You’ve got details, anecdotes, and readymade characters no one else has experienced. Writers should mine from their real lives because it lends authenticity to their writing. Makes sense, right?
However, “write what you know” also implies that if you are not an expert welder and have zero experience as a public defender, you should stop pitching Welding Justice in your general meetings and choose to write something else.
And I am here to tell you that advice is total [expletive deleted]. Here’s why.
What You Know Can (and Should) Change
Before you know something, you tend to learn it—whether through instruction or experience, whether on purpose or not. As writers, we should never stop learning, observing, analyzing, and interpreting.
It might seem obvious that you can add to what you know, but it’s often not—especially if you’re in the throes of an internal debate about what to write. Research takes time, effort, and perseverance, and another project may seem “faster” to write if it doesn’t require you to learn, for example, the basics of how to weld.
However, in my experience, every project has its own special learning curve. Even when I choose to write stories about people and places I am familiar with, I inevitably encounter blocks that require research anyway.
Research and learning—expanding what you know—is an essential part of writing. It helps your characters speak and act with both authority and authenticity. That said…
Read More: What’s the Difference Between Notes and Coverage?

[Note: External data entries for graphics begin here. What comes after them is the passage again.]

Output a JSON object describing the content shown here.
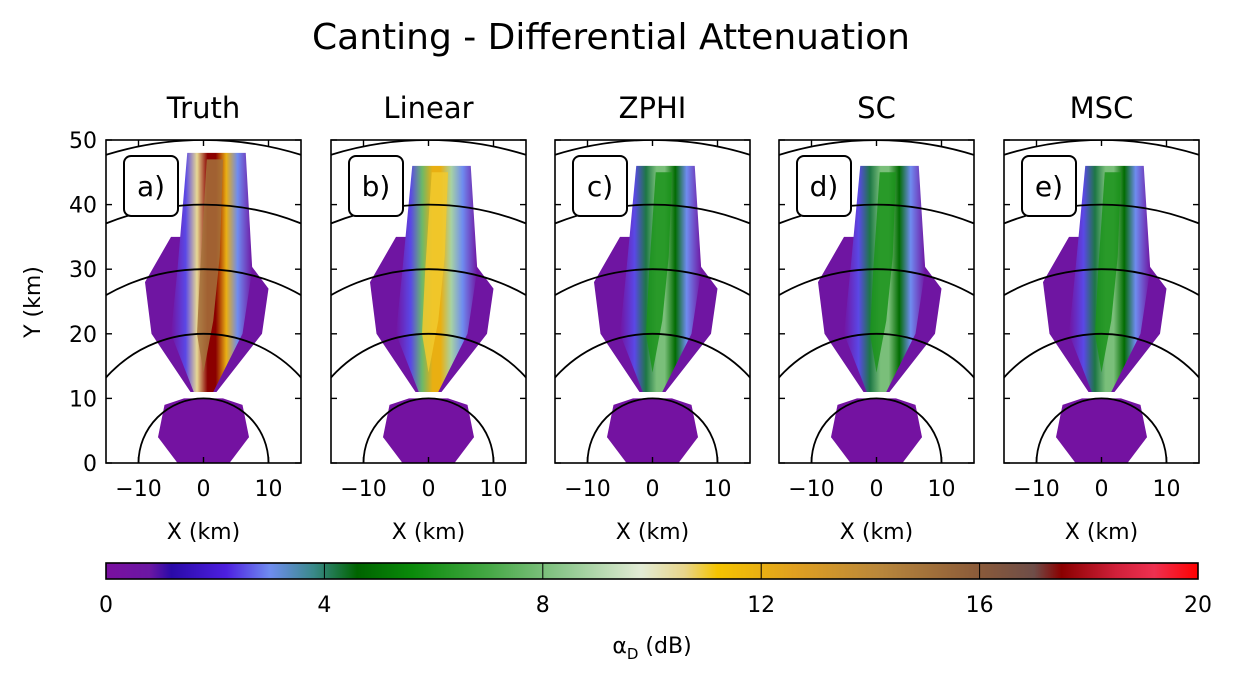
{
  "chart_data": {
    "type": "heatmap",
    "title": "Canting - Differential Attenuation",
    "xlabel": "X (km)",
    "ylabel": "Y (km)",
    "xlim": [
      -15,
      15
    ],
    "ylim": [
      0,
      50
    ],
    "x_ticks": [
      "−10",
      "0",
      "10"
    ],
    "y_ticks": [
      "0",
      "10",
      "20",
      "30",
      "40",
      "50"
    ],
    "range_rings_km": [
      10,
      20,
      30,
      40,
      50
    ],
    "panels": [
      {
        "title": "Truth",
        "label": "a)",
        "max_value_db": 17.5,
        "core_value_db": 15,
        "upper_extent_km": 48
      },
      {
        "title": "Linear",
        "label": "b)",
        "max_value_db": 12,
        "core_value_db": 11,
        "upper_extent_km": 46
      },
      {
        "title": "ZPHI",
        "label": "c)",
        "max_value_db": 8,
        "core_value_db": 6,
        "upper_extent_km": 46
      },
      {
        "title": "SC",
        "label": "d)",
        "max_value_db": 8,
        "core_value_db": 6,
        "upper_extent_km": 46
      },
      {
        "title": "MSC",
        "label": "e)",
        "max_value_db": 8,
        "core_value_db": 6,
        "upper_extent_km": 46
      }
    ],
    "colorbar": {
      "label_symbol": "α",
      "label_subscript": "D",
      "label_unit": "(dB)",
      "range": [
        0,
        20
      ],
      "ticks": [
        "0",
        "4",
        "8",
        "12",
        "16",
        "20"
      ],
      "stops": [
        {
          "v": 0,
          "c": "#7a0fa0"
        },
        {
          "v": 0.8,
          "c": "#6b17a3"
        },
        {
          "v": 1.2,
          "c": "#2a0aa8"
        },
        {
          "v": 2.2,
          "c": "#4d1fe0"
        },
        {
          "v": 3,
          "c": "#6f8cf0"
        },
        {
          "v": 3.8,
          "c": "#3a8a8a"
        },
        {
          "v": 4.6,
          "c": "#006400"
        },
        {
          "v": 5.6,
          "c": "#0a8a0a"
        },
        {
          "v": 7,
          "c": "#45a845"
        },
        {
          "v": 8.4,
          "c": "#8fc88f"
        },
        {
          "v": 9.8,
          "c": "#e2ebd5"
        },
        {
          "v": 10.6,
          "c": "#e8d58a"
        },
        {
          "v": 11.2,
          "c": "#f5c400"
        },
        {
          "v": 12.6,
          "c": "#e0a020"
        },
        {
          "v": 14.2,
          "c": "#b8863b"
        },
        {
          "v": 16,
          "c": "#8a5a3a"
        },
        {
          "v": 17,
          "c": "#6e4d48"
        },
        {
          "v": 17.5,
          "c": "#8b0000"
        },
        {
          "v": 18.5,
          "c": "#d0203a"
        },
        {
          "v": 19.2,
          "c": "#ee3050"
        },
        {
          "v": 20,
          "c": "#ff0000"
        }
      ]
    }
  }
}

It Is More Important To Be an Expert in Human Beings
Writers’ brains often search for every single reason not to write something. If you’re obsessed with Welding Justice, your brain may harp on the valid point that you are not, in fact, a welder or public defender.
But we must remember that stories are not about jobs, skills, and level of education. They are about people—and people are complicated and contradictory.

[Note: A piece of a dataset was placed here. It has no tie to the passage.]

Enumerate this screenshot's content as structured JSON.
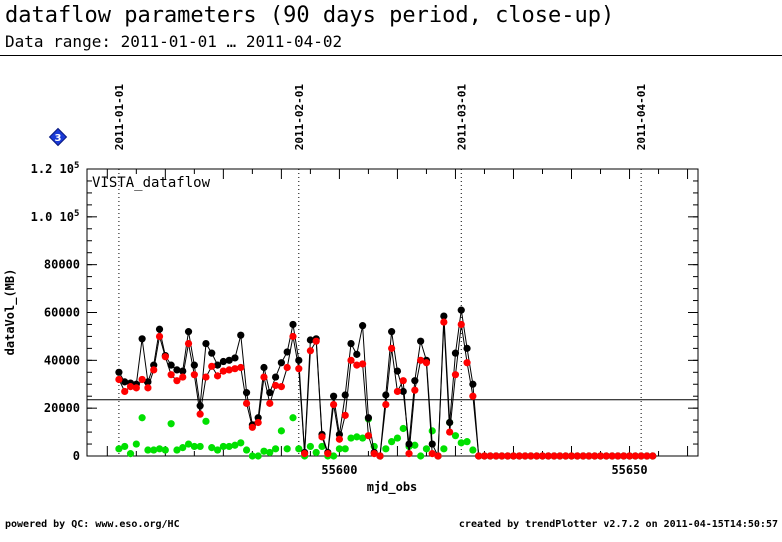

Audiences yearn for irony and underdogs. The five-star chef who wants to make an upscale beef sandwich. Wildly privileged and wealthy siblings compete for the only thing they cannot buy—their father’s love. The restaurant business and the world of media empires are window dressing to the central stories and relationships in The Bear and Succession. Knowledge of those workplaces is important, but those can be learned.

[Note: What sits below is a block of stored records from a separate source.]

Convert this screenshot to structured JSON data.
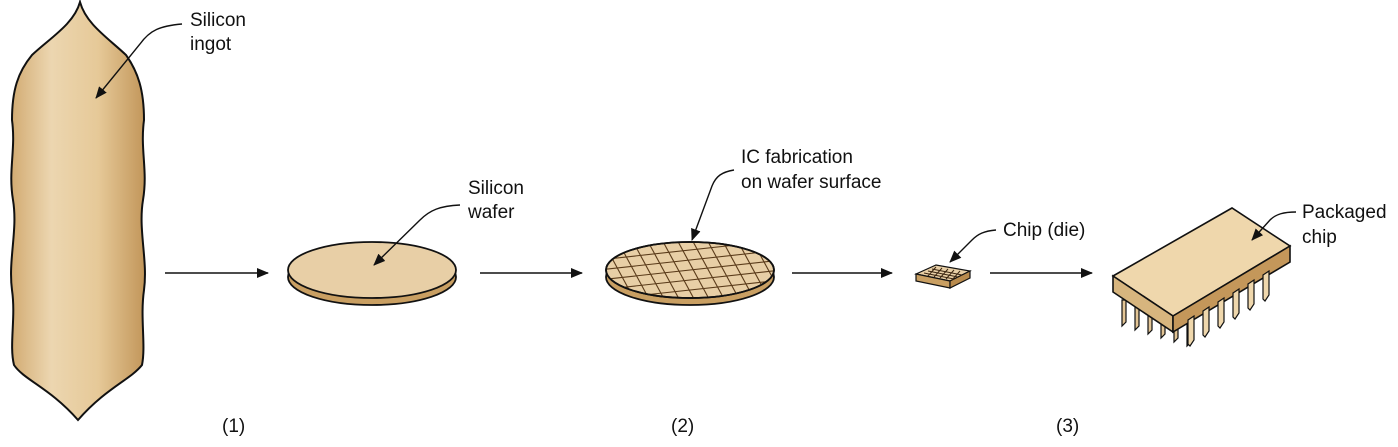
{
  "labels": {
    "ingot_line1": "Silicon",
    "ingot_line2": "ingot",
    "wafer_line1": "Silicon",
    "wafer_line2": "wafer",
    "fab_line1": "IC fabrication",
    "fab_line2": "on wafer surface",
    "die": "Chip (die)",
    "pkg_line1": "Packaged",
    "pkg_line2": "chip"
  },
  "steps": [
    "(1)",
    "(2)",
    "(3)"
  ],
  "colors": {
    "material_fill": "#e8cfa6",
    "material_shade": "#c99f62",
    "outline": "#111111",
    "package_fill": "#efd7ac"
  }
}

Human nature—love, fear, bravery, heartache, grief—must be experienced. Luckily, as human writers, this also falls under the umbrella of “what you know.” However, unless you are writing an autobiography, you cannot “know” how your characters will react because your characters are not real. You must imagine them.
Read More: The Great Debate: How Do You Introduce Characters?
Embrace What You Do Not Know
Imagination is the art of envisioning something that does not exist.
Your characters, because they are not real, can do anything, go anywhere, and even speak in fictional languages.
They can live in a clear fantasy world of warring civilizations with dragons and magic. Or in the seemingly quiet, law-abiding suburbs of Albuquerque, New Mexico.
Storytelling may have structures, but there are no rules. If you go beyond the confines of what you know, you enter the realm of the unknown and that is where discovery happens.
Be Fearless With Your Imagination
Stories without imagination are basically just reports. And those may be informative, but they are not entertaining.
So many amazing stories begin with the simple question, “What if…?” That very question sends you away from “what you know” into the land of what is possible—or even what is impossible—and very quickly it’s clear that “what you know” can be a limitation.
It is precisely the act of confronting what you do not know that leads to breakthroughs and discovery. Brainstorming, dreaming, imagining—thinking outside the metaphorical box of what you know—these activities are vital to the process of writing.
Allow yourself and your characters to explore the unknown. Open yourself to “happy accidents.” Take risks. Be fearless with your imagination.
If you are making discoveries, so is the audience.
An exploratory draft or outline where you push a character into an unknown direction can lead to a discovery that you would never encounter otherwise. Most writers admit that characters eventually tell the writer where they want to go anyway.
So don’t be afraid to follow your characters. It’s their story, after all.
Read More: Your Favorite Writing Format Could Be Holding Back Your Career
Who You Are Is More Powerful Than Writing What You Know
If you only remember one thing from this whole post, remember that who you are is more powerful than what you know.
Your instincts, interests, curiosities, emotions—if you choose to follow them, they will drive your stories to places that you cannot possibly predict.
And that’s storytelling—imagining something that intrigues an audience enough to wonder what happens next.
Like, say, a story about a working-class lawyer whose past as a welder informs their unconventional approach to justice.
OK, maybe we should keep brainstorming that one.